Written and Directed by Dennis Colligan
Starring Jeff Hansen and Janni Hansen
Short Film Review by Rachel Pullen
As Shakesphere once said ‘’to sleep, perchance to dream’’ which is all very well and good as long as your dreams are a pleasant experience and you’re not dreaming of giant snails sliming all over you and your possessions until life becomes a cleaning nightmare...or maybe that’s just what I dream of.
Many a film in the past has explored the idea of losing ourselves within our dreams, or to be more precise, to experience lucid dreaming, Inception, Eternal Sunshine of the Spotless Mind and of course the super obvious Nightmare on Elm Street series.
But despite the saturation of the market when exploring dreams in film, each has something new to offer its audience and so when I was presented with Dennis Colligan’s short film House of Dreams, I was excited to see what angle he had chosen to explore...and were there to be any massive snails?

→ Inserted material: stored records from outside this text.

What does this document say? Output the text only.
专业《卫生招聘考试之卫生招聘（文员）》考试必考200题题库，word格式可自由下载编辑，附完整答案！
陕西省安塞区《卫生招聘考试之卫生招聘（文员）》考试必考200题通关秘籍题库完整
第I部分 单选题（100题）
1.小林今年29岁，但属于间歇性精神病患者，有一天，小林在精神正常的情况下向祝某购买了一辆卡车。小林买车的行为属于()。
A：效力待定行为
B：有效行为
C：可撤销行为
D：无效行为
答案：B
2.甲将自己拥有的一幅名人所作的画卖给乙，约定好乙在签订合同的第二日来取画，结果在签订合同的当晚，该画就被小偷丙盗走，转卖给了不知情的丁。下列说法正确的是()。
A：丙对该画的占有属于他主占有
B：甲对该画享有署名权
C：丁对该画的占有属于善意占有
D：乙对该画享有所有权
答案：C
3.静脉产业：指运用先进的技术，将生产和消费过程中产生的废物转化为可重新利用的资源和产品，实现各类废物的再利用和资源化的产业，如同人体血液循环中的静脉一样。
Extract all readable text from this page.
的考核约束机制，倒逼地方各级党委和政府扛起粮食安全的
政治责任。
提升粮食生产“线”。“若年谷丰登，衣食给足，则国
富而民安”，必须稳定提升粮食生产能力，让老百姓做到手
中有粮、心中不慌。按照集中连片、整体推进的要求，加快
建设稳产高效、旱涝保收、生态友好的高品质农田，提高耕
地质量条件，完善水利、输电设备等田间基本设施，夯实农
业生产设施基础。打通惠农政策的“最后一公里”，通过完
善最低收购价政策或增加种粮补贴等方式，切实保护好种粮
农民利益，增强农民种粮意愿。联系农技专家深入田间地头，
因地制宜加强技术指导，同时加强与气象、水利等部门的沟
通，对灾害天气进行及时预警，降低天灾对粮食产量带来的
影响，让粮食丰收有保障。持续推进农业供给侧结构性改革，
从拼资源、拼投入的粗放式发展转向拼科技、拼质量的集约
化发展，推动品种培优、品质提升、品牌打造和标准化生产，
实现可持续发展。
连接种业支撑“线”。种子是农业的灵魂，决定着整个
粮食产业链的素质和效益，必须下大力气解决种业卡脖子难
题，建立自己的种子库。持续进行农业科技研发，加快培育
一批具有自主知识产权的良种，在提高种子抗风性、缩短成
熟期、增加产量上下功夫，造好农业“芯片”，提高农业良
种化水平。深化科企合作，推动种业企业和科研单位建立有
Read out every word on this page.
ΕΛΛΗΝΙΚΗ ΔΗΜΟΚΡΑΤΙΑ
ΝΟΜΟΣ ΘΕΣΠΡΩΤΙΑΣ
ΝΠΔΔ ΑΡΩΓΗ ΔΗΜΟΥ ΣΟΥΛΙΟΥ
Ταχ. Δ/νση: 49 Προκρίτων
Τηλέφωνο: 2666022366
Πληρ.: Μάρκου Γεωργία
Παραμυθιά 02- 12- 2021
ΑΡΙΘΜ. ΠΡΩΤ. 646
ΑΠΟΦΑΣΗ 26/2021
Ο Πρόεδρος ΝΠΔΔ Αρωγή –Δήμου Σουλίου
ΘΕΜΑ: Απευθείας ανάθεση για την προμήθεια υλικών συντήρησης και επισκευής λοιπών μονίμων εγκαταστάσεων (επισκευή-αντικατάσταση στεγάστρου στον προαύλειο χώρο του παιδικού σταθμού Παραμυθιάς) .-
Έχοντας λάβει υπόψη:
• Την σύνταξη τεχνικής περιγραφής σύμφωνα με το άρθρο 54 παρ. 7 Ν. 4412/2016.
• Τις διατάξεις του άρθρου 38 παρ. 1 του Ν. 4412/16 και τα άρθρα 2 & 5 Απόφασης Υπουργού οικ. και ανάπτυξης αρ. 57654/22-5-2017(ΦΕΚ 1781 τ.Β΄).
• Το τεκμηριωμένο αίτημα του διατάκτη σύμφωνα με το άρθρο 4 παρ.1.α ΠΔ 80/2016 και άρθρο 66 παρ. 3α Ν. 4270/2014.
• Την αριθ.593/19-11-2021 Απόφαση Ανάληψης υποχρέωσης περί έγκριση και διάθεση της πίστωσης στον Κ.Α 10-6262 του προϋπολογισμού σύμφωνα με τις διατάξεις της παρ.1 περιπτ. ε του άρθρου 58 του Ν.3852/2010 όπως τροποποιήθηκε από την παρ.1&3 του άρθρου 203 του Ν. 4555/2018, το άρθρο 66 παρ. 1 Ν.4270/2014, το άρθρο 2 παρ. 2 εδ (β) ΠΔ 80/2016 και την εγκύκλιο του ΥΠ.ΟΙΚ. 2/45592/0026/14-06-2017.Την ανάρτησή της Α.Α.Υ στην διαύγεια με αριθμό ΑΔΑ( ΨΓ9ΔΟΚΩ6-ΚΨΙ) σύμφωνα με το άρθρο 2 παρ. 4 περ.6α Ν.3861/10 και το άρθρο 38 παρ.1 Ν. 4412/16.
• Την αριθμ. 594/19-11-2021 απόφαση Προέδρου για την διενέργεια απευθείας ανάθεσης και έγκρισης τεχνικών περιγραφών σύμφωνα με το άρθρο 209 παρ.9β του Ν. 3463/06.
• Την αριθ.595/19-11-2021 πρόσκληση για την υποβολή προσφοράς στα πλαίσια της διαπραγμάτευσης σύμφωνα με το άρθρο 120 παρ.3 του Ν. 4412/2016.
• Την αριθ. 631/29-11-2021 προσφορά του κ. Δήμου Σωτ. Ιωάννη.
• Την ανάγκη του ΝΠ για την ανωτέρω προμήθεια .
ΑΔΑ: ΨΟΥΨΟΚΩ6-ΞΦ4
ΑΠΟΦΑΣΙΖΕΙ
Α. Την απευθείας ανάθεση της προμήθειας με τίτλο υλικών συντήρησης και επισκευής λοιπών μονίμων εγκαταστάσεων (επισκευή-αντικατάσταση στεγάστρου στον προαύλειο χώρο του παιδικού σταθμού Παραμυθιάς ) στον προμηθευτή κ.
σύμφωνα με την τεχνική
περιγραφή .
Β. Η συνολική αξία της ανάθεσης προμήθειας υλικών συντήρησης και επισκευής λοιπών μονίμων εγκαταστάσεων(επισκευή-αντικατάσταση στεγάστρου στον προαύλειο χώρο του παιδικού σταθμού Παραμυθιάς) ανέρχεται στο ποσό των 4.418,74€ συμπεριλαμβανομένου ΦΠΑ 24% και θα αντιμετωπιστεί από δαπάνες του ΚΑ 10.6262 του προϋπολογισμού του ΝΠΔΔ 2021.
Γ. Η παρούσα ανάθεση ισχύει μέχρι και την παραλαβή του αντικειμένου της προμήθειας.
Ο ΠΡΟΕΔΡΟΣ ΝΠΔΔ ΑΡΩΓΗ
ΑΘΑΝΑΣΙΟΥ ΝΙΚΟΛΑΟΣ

House of Dreams is the story of a middle-aged man, played by Jeff Hansen, who is losing grip on reality as his dream world and waking world begin to collide, and while that is not inconvenient enough, his dreams cause him to explore a darker side of himself, despite his resistance. The line between reality and dreams becomes blurred as he delves more and more into the darkness that is within him and loses the grip on his personal goodness.
Colligan explores his art house desires with this short, entirely in black and white and using an array of different angles to create a dreamy and surreal environment for the audience to get lost in.
The story is guided by the internal dialogue of our main character, which is an important addition as House of Dreams has little character interaction or even a strong narrative arc to keep the viewer on track.
But this is not to say that House of Dreams is a bad movie, far from it, these choices are what make the film so successful in pulling the viewer into a lucid dream state of mind, understanding the exploration of another’s internal thoughts, desires, as well as the struggle that he is facing.
If you’re not into artistic cinema then House of Dreams is quiet simply not for you, you’re going to get bored and ask what the feck is going on most of the time, but if you’re into a bit of art house on your Friday nights in, then this piece is one not to be missed.